Given the current limited treatments available for COVID-19, one area of interest has been convalescent or plasma therapy, which represents a form of passive immunity and has been successfully used to treat other viral infections.

To date only two clinical trials have examined the value of convalescent plasma therapy (CP) in patients with COVID-19 though both were stopped early and did not appear to show any significant benefit. Researchers from the Indian Council of Medical Research have undertaken a randomised trial in over 400 patients but the results also suggest that CP is of limited value. The study recruited 464 adult patients (aged 18 and over) with a median age of 52 years (75% male) from 39 public and private hospitals across India who were admitted to hospital with confirmed moderate COVID-19, based on a positive PCR test.
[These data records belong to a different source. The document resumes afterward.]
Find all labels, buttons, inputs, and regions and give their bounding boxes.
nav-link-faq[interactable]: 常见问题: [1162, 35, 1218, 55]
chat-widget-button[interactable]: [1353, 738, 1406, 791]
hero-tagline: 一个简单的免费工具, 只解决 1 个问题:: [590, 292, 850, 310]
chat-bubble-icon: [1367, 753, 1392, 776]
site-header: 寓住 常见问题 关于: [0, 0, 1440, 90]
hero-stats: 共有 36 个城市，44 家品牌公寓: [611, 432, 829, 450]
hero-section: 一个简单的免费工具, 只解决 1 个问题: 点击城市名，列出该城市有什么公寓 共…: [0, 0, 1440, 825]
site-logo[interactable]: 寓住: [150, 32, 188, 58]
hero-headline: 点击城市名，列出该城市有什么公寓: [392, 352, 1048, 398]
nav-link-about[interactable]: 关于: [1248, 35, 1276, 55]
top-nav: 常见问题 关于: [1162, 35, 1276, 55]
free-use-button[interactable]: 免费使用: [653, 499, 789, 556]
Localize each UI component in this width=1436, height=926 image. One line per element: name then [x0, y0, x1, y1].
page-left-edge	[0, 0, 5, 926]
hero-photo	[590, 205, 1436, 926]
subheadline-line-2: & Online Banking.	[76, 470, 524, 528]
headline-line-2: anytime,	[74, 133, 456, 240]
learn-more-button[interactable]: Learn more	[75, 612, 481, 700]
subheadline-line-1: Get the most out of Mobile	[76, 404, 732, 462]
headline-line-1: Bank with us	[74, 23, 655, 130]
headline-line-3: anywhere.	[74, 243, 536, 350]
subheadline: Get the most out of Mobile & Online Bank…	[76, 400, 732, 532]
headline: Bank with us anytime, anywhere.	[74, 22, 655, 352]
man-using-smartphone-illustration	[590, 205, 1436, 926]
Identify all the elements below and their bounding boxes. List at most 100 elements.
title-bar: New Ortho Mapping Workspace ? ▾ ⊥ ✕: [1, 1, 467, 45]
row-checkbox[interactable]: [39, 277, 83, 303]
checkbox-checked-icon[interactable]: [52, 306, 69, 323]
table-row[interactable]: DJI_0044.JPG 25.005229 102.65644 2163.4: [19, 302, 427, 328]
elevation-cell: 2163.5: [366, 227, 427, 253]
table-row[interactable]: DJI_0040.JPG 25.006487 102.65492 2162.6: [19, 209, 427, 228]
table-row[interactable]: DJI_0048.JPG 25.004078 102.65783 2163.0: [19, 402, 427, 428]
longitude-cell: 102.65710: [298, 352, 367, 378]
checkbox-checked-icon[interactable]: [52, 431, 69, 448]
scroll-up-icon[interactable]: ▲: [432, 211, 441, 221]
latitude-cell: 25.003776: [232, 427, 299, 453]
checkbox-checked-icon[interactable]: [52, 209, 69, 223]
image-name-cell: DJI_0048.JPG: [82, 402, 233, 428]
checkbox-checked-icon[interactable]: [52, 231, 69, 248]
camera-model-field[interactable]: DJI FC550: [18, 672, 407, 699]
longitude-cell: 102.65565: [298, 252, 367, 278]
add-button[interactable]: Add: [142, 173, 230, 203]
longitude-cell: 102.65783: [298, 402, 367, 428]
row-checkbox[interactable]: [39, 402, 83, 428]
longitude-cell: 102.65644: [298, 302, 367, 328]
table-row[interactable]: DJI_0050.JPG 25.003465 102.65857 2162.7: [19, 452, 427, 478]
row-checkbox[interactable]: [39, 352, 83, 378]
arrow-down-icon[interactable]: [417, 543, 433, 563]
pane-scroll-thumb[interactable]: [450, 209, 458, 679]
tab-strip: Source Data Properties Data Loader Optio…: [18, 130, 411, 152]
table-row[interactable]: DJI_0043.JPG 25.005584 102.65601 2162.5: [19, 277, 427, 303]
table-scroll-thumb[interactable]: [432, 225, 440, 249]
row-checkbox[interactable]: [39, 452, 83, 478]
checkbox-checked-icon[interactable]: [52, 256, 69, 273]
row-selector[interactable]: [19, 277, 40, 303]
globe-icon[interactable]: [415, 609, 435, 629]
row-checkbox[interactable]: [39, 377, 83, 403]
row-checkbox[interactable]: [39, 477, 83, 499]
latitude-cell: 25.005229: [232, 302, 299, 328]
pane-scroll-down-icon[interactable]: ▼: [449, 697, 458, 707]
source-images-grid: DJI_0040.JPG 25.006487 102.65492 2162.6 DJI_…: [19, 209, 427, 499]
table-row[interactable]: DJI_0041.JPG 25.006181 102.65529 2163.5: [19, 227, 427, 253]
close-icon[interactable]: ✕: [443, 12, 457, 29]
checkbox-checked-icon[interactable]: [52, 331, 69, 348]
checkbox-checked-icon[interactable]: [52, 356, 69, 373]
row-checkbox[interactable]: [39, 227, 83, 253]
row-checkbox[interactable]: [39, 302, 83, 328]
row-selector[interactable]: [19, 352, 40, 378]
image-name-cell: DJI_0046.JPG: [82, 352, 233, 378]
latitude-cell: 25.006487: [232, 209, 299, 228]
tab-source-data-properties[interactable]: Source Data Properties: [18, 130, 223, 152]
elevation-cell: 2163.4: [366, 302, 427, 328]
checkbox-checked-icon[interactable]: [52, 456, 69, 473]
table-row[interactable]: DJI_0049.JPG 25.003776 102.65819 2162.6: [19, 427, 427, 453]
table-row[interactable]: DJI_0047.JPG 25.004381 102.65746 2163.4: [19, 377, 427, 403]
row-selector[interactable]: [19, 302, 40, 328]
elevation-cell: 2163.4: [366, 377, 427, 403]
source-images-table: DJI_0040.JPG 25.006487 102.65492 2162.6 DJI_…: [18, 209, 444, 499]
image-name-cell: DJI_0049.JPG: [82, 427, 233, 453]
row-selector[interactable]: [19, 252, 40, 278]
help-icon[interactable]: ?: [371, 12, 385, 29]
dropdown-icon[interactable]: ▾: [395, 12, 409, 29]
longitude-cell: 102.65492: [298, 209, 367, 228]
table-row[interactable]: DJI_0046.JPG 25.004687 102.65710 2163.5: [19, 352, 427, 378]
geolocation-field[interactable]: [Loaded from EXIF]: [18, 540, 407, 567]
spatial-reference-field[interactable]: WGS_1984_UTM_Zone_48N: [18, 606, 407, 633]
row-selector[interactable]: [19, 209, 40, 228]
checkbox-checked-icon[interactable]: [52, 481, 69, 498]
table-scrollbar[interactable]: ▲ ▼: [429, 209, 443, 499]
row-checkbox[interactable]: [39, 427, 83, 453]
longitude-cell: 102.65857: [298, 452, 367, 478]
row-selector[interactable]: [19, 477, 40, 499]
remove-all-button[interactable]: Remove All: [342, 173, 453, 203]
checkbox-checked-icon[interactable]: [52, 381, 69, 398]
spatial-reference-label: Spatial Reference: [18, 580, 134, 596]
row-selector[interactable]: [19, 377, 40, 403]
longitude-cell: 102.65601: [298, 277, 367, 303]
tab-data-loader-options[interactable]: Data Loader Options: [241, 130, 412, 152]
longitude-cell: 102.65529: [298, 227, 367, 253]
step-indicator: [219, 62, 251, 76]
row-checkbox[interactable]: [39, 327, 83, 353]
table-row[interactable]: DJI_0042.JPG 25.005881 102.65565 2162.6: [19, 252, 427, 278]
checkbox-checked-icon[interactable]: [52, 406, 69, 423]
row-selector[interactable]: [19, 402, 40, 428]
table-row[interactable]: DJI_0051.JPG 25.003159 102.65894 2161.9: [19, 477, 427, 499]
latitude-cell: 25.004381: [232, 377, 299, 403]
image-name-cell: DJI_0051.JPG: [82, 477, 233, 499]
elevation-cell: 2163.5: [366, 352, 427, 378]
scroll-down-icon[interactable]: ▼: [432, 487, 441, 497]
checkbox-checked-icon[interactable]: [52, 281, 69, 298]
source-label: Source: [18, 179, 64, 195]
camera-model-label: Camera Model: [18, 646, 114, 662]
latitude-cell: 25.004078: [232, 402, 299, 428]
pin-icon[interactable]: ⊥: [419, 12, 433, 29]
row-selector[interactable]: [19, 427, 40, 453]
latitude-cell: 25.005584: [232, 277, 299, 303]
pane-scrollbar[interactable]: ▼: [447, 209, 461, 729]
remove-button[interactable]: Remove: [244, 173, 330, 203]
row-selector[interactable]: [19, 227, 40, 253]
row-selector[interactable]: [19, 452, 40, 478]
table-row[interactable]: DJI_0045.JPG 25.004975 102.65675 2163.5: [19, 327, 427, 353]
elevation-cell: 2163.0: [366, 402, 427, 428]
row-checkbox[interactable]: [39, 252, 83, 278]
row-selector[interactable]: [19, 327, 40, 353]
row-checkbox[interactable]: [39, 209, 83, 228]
Included patients had a partial pressure of oxygen in arterial blood/fraction of inspired oxygen (Pa02/FiO2) ratio between 200mmHg and 300mmHg, or a respiratory rate of more than 24/minute and an oxygen saturation < 93%. Eligible CP donors were required to have had a PCT positive test for COVID-19 and symptom resolution for 28 consecutive days before donation or a 14-day period which included two negative PCR tests collected 24 hours apart.

Patients were randomised to either CP and best standard of care (intervention group) or care lone (the control group) and intervention patients received two doses of 200ml CP transfused 24 hours apart. The primary outcome as a composite of progression to severe disease Pa02/FiO2 ratio < 100mmHg, anytime within 28 days of enrolment or mortality at 28 days.

Findings
Progression to severe disease occurred in 19% vs 18% (intervention vs control) and 28 day mortality occurred in 15% vs 14% (intervention vs control) of patients. There was a statistically significant higher proportion of patients receiving CP with a resolution of shortness of breath after 7 days (76% vs 66%) and fatigue (73% vs 60%), there was no difference for fever or cough. In addition, significantly more patients (68% vs 55%) had a negative PCR test at day 7. The authors concluded that as a treatment for COVID-19, CP appeared to be of limited value.

Reference
Agarwal A et al. Convalescent plasma in the management of moderate covid-19 in adults in India: open label phase II multicentre randomised controlled trial (PLACID Trial). BMJ 2020;371:m3939.